BCEM 393 - Enzymes [UNFINISHED]

What are catalysts?

Chemicals that enhance the rate of reactions without being permanently altered themselves

True or False: the role of enzymes is to make biochemically required reactions take place at a rate compatible with life.

True

Fill in the blanks: because of their specificity, enzymes bring _______ together at a particular site on the enzyme, called the ________, where they are oriented to facilitate the making and breaking of chemical bonds.

Substrates, active site

Fill in the blanks: some enzymes are information sensors as well as catalysts. In addition to active sites, ________ enzymes have distinct regulatory sites that bind to environmental signals. This binding modifies the activity of the _________.

Allosteric, active site

True or False: the binding of environmental signals to regulatory sites on allosteric enzymes modifies the activity of the active site.

True

Why must enzymes display specificity?

Enzyme specificity means a particular reactant should always yield a particular product. This minimizes side reactions leading to the formation of useless or hazardous by-products

True or False: most reactions in biological systems are able to take place at perceptible rates in the absence of enzymes, but enzymes help them proceed even faster.

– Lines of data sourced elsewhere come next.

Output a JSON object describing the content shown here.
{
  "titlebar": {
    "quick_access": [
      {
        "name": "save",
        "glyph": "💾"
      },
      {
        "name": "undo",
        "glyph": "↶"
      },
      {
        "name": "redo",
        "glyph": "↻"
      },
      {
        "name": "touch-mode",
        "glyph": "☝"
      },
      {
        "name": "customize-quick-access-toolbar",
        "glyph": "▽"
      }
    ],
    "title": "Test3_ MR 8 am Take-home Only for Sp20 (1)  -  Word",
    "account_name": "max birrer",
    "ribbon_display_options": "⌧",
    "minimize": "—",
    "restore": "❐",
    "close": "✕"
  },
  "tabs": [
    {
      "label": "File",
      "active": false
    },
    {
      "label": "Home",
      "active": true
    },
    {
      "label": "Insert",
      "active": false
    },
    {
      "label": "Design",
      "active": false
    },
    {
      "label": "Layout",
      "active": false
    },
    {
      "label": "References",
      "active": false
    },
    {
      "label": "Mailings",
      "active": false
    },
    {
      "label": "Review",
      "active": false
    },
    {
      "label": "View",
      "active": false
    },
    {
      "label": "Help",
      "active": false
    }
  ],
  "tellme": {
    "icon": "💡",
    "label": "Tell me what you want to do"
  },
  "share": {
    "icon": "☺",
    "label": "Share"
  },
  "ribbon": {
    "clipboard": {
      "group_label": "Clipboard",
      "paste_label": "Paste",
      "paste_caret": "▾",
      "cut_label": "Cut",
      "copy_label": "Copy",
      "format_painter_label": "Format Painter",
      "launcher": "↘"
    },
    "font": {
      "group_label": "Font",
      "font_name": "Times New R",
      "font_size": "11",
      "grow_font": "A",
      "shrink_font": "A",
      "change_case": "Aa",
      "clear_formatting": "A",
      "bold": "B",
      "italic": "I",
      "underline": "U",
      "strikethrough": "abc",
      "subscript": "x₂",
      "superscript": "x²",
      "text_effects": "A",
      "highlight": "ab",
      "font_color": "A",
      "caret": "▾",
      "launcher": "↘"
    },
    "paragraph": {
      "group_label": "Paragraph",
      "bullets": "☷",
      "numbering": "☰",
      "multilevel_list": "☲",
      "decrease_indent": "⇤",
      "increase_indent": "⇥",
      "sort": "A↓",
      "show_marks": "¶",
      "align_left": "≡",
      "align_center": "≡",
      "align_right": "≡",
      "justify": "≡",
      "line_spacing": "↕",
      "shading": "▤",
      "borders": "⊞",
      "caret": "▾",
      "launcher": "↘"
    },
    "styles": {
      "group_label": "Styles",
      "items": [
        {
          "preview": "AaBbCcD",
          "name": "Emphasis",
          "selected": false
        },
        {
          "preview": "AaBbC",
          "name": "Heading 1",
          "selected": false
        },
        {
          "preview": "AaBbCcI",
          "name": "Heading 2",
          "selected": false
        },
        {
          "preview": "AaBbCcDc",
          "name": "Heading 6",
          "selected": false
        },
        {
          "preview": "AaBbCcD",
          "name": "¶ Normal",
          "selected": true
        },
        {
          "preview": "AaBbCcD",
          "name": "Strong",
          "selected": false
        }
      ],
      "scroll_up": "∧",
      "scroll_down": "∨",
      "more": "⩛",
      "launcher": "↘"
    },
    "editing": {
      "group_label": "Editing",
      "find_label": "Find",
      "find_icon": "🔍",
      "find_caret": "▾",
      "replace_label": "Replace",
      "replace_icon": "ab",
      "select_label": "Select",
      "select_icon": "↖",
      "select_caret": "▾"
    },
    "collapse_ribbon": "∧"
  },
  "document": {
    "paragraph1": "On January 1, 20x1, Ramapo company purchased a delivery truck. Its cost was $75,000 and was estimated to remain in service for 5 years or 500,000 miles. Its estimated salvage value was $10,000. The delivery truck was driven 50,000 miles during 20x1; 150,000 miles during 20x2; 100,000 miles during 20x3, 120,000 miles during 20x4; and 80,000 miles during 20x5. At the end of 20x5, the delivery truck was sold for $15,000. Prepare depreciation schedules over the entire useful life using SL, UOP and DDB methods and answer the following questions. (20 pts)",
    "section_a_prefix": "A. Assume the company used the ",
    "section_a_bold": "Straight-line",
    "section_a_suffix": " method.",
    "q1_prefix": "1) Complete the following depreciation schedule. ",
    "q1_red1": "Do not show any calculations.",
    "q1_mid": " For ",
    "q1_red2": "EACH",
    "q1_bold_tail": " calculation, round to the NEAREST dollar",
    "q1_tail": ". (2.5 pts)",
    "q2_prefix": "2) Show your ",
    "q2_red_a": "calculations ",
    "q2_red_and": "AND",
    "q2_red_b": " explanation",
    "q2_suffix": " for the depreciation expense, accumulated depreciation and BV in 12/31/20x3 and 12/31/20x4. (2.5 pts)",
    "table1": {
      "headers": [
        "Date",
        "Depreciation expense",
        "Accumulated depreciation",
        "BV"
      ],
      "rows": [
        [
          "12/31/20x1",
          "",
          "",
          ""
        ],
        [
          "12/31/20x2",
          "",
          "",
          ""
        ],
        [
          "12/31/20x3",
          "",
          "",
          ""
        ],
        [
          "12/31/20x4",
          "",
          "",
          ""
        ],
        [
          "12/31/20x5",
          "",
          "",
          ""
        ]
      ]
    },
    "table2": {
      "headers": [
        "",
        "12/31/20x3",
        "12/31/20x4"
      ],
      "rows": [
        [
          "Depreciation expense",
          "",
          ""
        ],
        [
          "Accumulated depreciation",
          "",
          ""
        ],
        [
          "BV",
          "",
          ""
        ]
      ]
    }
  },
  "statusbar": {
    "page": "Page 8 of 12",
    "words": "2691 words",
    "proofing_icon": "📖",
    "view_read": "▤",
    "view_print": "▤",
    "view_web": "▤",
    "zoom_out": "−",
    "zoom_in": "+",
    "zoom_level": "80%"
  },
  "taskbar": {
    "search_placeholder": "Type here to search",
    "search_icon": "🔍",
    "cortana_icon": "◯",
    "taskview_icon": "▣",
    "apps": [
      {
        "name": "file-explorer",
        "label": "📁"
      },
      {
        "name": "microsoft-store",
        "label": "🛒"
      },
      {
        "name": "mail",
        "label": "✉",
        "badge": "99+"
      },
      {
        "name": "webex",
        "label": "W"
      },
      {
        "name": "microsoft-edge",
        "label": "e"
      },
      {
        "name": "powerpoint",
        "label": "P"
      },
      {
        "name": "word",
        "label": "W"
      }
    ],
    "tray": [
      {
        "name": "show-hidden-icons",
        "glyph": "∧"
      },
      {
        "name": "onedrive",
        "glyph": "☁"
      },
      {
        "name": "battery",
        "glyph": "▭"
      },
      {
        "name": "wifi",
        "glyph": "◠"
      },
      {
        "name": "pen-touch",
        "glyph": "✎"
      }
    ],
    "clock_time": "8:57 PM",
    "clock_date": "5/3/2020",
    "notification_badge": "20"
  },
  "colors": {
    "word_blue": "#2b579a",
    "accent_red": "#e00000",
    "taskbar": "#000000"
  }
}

False; most reactions in biological systems do not take place at perceptible rates in the absence of enzymes

Fill in the blanks: enzymes are highly specific both in the _____________ and in their choice of ________.

Reactions that they catalyze, substrates

Fill in the blanks: the specificity of an enzyme is due to the precise interaction of the ________ with the _______. This precision is a result of the ___________ of the enzyme protein.

Substrate, enzyme, intricate three-dimensional structure

What is absolute specificity?

Enzymes that catalyze only one reaction with a specific substrate

What is group specificity?

Enzymes that catalyze a few different reactions with molecules that have a specific functional group

Fill in the blanks: enzymes have varying degrees of specificity for their substrate. Some have absolute specificity, meaning the enzymes catalyze ________ with ________. Some have group specificity, meaning the enzymes catalyze _________ with _________.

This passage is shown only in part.